On-Line Plc, a small company based in UK, has been around since 1996. It started off as a holding company for a group that developed multiplayer games for the internet and has since transformed into a company that invests in technology.
However, despite having been there for more than 20 years, it was only on October 27 this year that On-Line saw its best day since stepping foot in the business.
On October 26, which was a Thursday, On-Line announced that it had decided to change its name to On-Line Blockchain Plc, a move that prompted investors to believe that the company’s primary focus will be Blockchain technology from hereon. The company’s stock rose 19 percent during the session.
But this was nothing compared to what happened the following day. On Friday, October 27, On-Line’s stock rose by 394 percent, which means its valuation multiplied five times. The volume of shares traded was multiple times the yearly trading volume for the stock. And all this was just because of a change in name.
So what is it about a change in a company’s name that investors take so seriously?
In the late 90s, at the peak of the infamous Dotcom bubble, many companies chose to modify their names by adding prefixes like ‘e-’ and suffixes like ‘.com’ and saw their valuations jump manifold. And going by what happened to On-Line’s stock price, it seems like adding ‘Blockchain’ to a company’s name should do the trick in today’s world.
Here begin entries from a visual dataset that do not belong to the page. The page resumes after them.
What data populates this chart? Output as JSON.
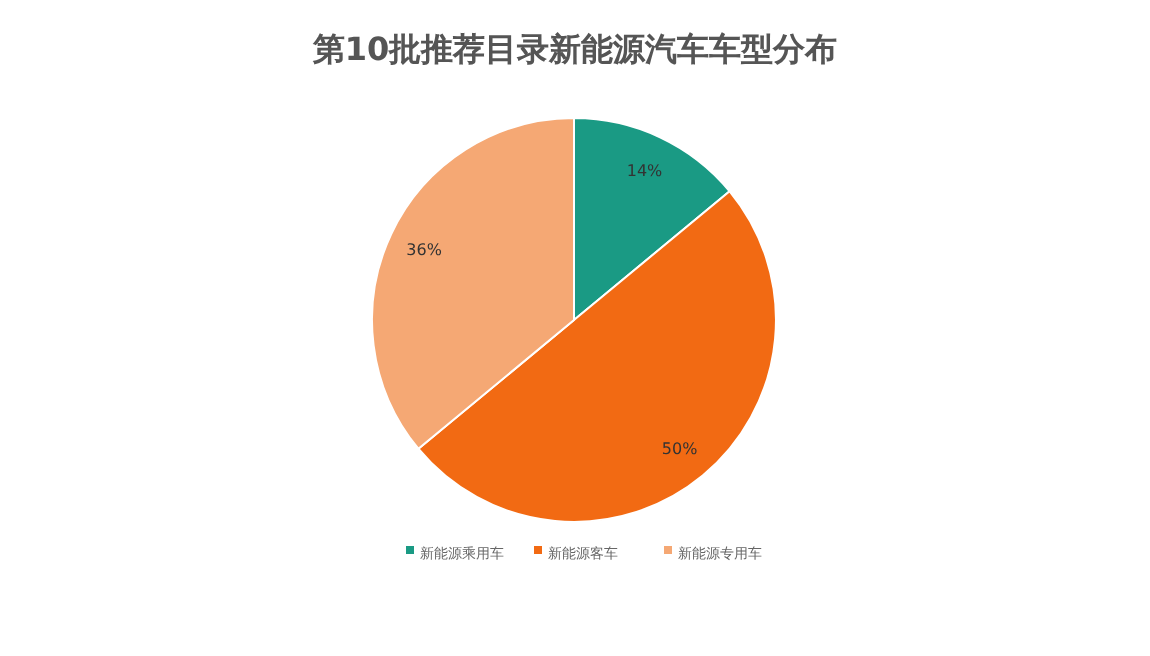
{
  "chart_data": {
    "type": "pie",
    "title": "第10批推荐目录新能源汽车车型分布",
    "categories": [
      "新能源乘用车",
      "新能源客车",
      "新能源专用车"
    ],
    "values": [
      14,
      50,
      36
    ],
    "value_labels": [
      "14%",
      "50%",
      "36%"
    ],
    "colors": [
      "#1a9a84",
      "#f26a13",
      "#f5a874"
    ],
    "legend": "bottom"
  }
}
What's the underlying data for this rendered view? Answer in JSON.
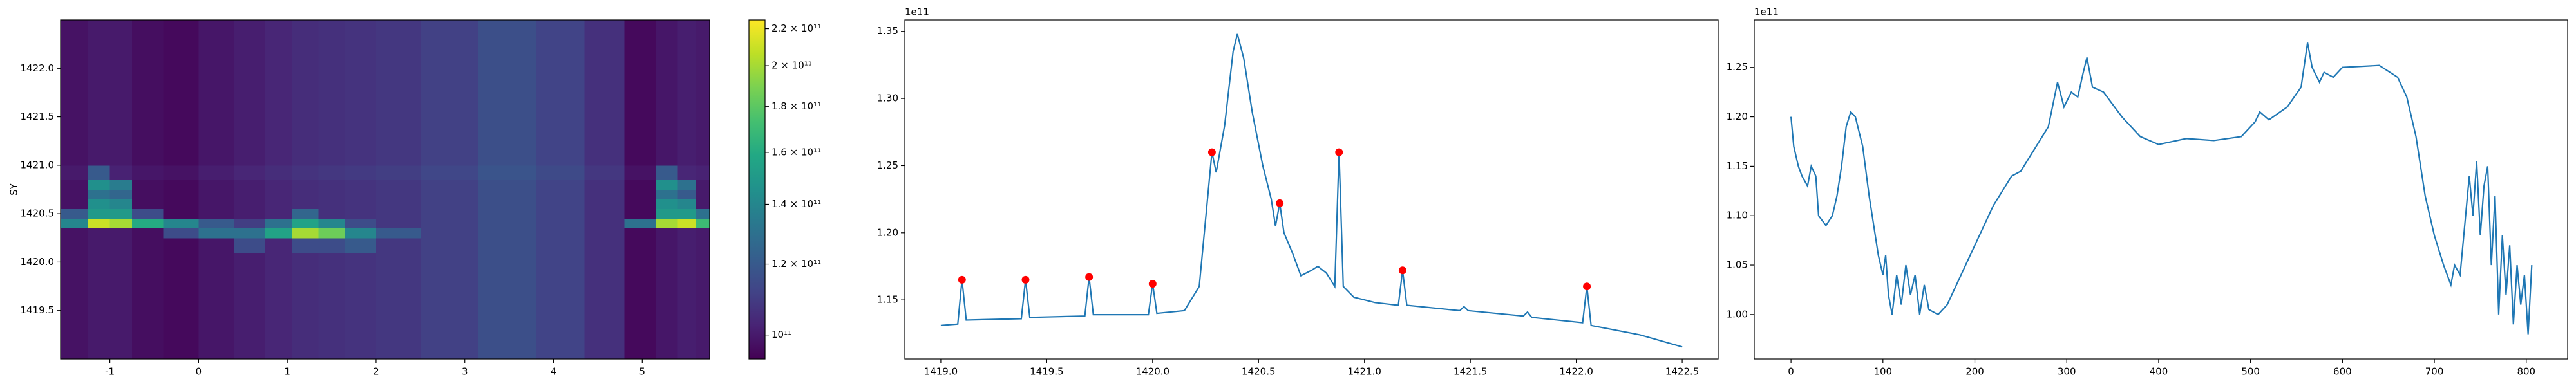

One example that comes to mind is that of Pets.com, which was founded in 1998 and became well known because of its marketing campaign. At the 2000 Super Bowl, the company bought advertising spots worth millions of dollars, eventually ending up spending more on advertising than it made in sales. And this was despite a marked increase in sales because of the ad campaign.
In spite of this, Pets.com managed to raise USD 82 million in its initial public offering in early 2000. But the company’s weak business model eventually caught up to it and just 2 years after it was founded, Pets.com collapsed in November 2000. The collapse ended up destroying USD 300 million of invested money, including what the company had raised in its IPO.
Examples like these have time and again shown us that investors can become exuberant about assets in the market for reasons that don’t seem logical. Although a change in name of a company is a major event for all its shareholders, an exponential rise in bullishness on the stock just because the company chose to add a trending term to its name is really worrying.Keeping in mind what happened after the last major market bubble burst, there is a case for investors to start looking at cryptocurrencies in an impartial manner. Although the Bitcoin bull run may not be the same as the Dotcom bubble, the fact remains that numerous companies without a sustainable business model have managed to raise millions of dollars through cryptocurrency offerings.